For cases of suspected incomplete dRTA with normal arterial blood pH, an ammonium chloride loading test (or calcium chloride loading test in patients with liver disease) may be performed. A marked reduction in blood pH and bicarbonate levels, with a urinary pH > 5.5, supports the diagnosis of dRTA.
Treatment
For secondary dRTA, the primary disease should be treated. Specific treatments for dRTA include the following:
Hypokalemia is a prominent feature of dRTA. Since most patients also have hyperchloremia, potassium chloride should be avoided for potassium supplementation. Potassium citrate is recommended, and intravenous potassium administration may be required in cases of severe hypokalemia.

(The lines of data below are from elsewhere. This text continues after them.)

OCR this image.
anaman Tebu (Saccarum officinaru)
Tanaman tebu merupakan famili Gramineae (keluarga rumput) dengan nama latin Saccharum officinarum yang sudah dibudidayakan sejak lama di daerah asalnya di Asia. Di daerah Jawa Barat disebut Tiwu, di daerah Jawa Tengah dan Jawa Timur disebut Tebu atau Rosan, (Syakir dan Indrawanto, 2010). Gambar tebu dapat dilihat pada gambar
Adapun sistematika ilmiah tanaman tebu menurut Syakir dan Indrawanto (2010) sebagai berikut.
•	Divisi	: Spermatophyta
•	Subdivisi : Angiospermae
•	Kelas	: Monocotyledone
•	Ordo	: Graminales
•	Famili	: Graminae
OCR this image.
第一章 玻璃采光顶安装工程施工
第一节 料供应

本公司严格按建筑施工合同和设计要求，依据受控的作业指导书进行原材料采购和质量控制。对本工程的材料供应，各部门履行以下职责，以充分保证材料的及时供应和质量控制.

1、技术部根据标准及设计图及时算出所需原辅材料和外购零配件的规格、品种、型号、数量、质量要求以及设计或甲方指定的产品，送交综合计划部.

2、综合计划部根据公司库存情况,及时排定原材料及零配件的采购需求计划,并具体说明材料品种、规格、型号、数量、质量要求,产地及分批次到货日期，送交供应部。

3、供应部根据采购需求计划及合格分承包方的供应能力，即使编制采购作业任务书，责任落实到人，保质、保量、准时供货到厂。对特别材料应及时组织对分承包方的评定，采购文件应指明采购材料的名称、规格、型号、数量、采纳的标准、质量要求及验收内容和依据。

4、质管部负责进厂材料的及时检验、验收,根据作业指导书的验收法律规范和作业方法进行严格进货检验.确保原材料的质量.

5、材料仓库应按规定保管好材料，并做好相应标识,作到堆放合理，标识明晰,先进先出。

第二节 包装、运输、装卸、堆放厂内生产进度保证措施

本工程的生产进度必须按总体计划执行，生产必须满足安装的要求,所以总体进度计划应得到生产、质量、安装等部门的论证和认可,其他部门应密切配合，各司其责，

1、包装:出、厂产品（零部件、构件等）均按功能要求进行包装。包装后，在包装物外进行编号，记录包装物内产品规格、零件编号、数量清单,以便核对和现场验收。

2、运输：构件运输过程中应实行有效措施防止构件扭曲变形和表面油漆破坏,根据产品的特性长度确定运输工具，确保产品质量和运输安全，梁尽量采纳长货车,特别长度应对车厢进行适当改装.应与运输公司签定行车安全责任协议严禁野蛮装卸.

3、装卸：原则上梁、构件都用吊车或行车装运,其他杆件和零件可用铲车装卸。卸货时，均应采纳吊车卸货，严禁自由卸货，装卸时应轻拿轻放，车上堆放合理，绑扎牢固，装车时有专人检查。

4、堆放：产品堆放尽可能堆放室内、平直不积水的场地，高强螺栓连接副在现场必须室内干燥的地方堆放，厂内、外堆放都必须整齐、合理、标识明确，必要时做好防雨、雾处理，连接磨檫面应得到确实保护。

Potassium citrate solution (containing citrate, potassium citrate, and sodium citrate) is recommended to correct acidosis. Oral sodium bicarbonate tablets may also be used to treat metabolic acidosis, with intravenous sodium bicarbonate reserved for severe cases.
Oral potassium citrate can increase the solubility of calcium in urine, thereby preventing kidney stones and nephrocalcinosis. Neutral phosphate preparations may be used to correct hypophosphatemia. For patients with bone disease, calcium supplementation (e.g., calcium citrate in cases of hypercalciuria) and calcitriol can be cautiously administered.